Fast forward about a year. I quit my job in retail for a Monday through Friday 8-fiver. While the first job I took that got me out of working weekends and holidays turned out to be a total crapshoot and, literally, THE. WORST. JOB. EVER., I'm now so incredibly fortunate to be working where I do and with the most amazing bunch of people. My first day back from my maternity leave is this coming Wednesday, and I'm actually not dreading it. However, somewhere in between career changes, and becoming Jose's wife and Aurora and Holden's mama, I sort of feel like my passion has gotten a bit lost in the shuffle and, in some way, I've kind of lost a big part of who I am. Now, I'm certainly not complaining because, let me tell you what, being a wife and a mom are truly the best titles I've ever earned and definitely the best I ever will. And, the whole getting lost in the shuffle thing is 100% on me, because Jose is always on board with me taking time out for myself. It's just the whole mom guilt thing that prevents me from doing that very often, without feeling absolutely horrible for it afterwords. But. The older I get, the more I realize there's also something to be said about taking time for yourself that makes you even better at your wife and mama duties. 

So. Back to my whole "the baby made me do it" point I'm trying to make... I've been doing some thinking lately. About life and dreams and all that jazz and, once again, my mind has me back at fashion. Not, like, moving the family across the country to pursue it, but more like annoying my Facebook friends and anyone else who will listen and appreciate my somewhat self-indulgent outfit pictures kinda pursuing. And in more of a fun, little hobby type of way than a flipping our lives upside down kinda way. I remember when my friends used to ask me to go shopping with them to help them pick out outfits, or to come over before we would go out to help them get ready. I didn't realize how much I appreciated that until it stopped happening. 

So. Here I am (below) in my first official outfit selfie. (Not counting the however-many months of bump selfies because those were strictly 100% about the bump. Okay, maybe 96% about the bump.) And I have to tell you, I've already learned so much about myself. Like, how super awkward and uncomfortable I am when it comes to selfies. Like, what do I even do with the hand that's not holding my phone? And my legs. How do I stand so the focus is on the outfit and not on my thighs that scream out that I just ate a full container of Oreos?? Cookies! It's always cookies!

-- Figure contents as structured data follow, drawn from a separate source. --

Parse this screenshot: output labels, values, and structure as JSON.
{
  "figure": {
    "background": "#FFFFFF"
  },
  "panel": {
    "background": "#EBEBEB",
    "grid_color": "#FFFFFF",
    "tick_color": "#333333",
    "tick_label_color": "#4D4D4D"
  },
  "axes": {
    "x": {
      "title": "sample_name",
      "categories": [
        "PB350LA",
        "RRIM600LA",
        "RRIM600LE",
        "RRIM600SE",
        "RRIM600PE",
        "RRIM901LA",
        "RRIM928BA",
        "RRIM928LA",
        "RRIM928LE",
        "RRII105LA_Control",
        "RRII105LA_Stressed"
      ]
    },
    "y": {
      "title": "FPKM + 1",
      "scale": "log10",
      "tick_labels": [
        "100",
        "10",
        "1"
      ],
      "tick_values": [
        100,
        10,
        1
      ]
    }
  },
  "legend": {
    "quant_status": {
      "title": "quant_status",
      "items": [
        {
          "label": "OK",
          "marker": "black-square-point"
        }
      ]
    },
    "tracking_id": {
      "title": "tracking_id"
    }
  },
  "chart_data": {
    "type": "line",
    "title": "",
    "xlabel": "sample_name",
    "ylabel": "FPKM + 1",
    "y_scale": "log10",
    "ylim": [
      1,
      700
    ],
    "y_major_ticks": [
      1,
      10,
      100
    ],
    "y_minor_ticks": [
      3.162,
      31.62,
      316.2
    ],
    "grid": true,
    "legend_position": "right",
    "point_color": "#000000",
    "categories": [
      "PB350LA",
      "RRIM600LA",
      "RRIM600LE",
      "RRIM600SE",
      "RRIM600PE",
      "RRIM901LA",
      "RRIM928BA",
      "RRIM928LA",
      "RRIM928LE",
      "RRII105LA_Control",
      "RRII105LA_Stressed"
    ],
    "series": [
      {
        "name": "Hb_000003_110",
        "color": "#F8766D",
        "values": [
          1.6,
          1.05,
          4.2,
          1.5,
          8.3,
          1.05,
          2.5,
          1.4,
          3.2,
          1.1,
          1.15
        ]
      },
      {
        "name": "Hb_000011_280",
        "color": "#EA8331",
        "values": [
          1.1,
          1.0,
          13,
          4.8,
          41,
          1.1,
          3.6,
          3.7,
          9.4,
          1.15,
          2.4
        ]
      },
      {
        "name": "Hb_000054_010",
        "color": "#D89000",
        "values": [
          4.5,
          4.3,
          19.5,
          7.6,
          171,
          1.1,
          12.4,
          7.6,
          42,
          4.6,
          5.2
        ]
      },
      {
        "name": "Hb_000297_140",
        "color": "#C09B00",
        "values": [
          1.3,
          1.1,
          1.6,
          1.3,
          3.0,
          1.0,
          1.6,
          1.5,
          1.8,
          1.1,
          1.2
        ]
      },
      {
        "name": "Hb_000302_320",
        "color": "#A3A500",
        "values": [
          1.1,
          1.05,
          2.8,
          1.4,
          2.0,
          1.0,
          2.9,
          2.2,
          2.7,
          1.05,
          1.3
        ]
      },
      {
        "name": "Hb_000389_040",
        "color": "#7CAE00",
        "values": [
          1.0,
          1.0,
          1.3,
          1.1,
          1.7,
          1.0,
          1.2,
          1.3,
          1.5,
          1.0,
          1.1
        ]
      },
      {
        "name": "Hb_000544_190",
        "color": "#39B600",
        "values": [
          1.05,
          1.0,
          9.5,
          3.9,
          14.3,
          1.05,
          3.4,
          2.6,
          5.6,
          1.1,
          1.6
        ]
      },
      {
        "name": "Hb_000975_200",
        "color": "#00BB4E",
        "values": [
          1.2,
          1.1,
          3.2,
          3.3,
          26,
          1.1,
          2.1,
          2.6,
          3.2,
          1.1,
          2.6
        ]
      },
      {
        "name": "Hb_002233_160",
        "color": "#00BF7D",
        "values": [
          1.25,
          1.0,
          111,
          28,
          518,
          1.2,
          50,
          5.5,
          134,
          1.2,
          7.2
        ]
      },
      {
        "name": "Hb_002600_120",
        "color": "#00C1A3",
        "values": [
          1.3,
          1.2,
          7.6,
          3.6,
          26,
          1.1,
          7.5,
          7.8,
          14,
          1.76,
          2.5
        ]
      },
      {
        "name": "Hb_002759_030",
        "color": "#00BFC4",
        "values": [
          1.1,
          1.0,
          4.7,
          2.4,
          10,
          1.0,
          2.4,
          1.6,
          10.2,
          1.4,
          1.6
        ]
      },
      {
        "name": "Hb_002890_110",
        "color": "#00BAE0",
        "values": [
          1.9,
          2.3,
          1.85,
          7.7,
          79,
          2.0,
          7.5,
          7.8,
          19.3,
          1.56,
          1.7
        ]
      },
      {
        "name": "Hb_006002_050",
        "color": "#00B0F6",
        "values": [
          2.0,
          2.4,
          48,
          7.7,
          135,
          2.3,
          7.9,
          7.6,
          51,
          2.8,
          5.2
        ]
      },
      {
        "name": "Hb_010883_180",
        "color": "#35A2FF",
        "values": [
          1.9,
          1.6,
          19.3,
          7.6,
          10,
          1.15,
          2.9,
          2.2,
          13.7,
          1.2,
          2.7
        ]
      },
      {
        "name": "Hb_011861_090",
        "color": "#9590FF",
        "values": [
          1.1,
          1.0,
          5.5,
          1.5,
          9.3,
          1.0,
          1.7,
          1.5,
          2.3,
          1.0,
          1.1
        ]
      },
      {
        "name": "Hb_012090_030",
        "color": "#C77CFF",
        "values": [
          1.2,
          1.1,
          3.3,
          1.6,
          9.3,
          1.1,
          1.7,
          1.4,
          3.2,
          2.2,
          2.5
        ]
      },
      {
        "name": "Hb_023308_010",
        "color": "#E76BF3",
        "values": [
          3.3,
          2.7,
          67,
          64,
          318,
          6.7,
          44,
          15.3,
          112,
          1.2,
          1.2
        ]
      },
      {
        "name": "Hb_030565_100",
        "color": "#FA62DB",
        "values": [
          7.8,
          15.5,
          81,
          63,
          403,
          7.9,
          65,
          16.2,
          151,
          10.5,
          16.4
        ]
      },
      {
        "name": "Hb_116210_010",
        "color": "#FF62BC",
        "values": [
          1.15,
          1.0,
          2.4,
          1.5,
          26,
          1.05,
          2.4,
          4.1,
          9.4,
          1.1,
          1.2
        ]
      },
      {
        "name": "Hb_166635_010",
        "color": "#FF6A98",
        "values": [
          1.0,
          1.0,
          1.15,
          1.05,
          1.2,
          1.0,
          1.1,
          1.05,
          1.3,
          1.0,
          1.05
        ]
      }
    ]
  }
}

Back to the outfit. Right. So this is my current usual attire: t-shirt, jeans,... okay, these shoes might be a step up from my flip flops, but this is me. Trying to find my way back to Jenna from the block. Actually, it was more like Jenna from the cul-de-sac. A toned down version of the 20-something, fashion-obsessed Jenna, who's motto in life was "clothes before bros". Clothes before anything, really.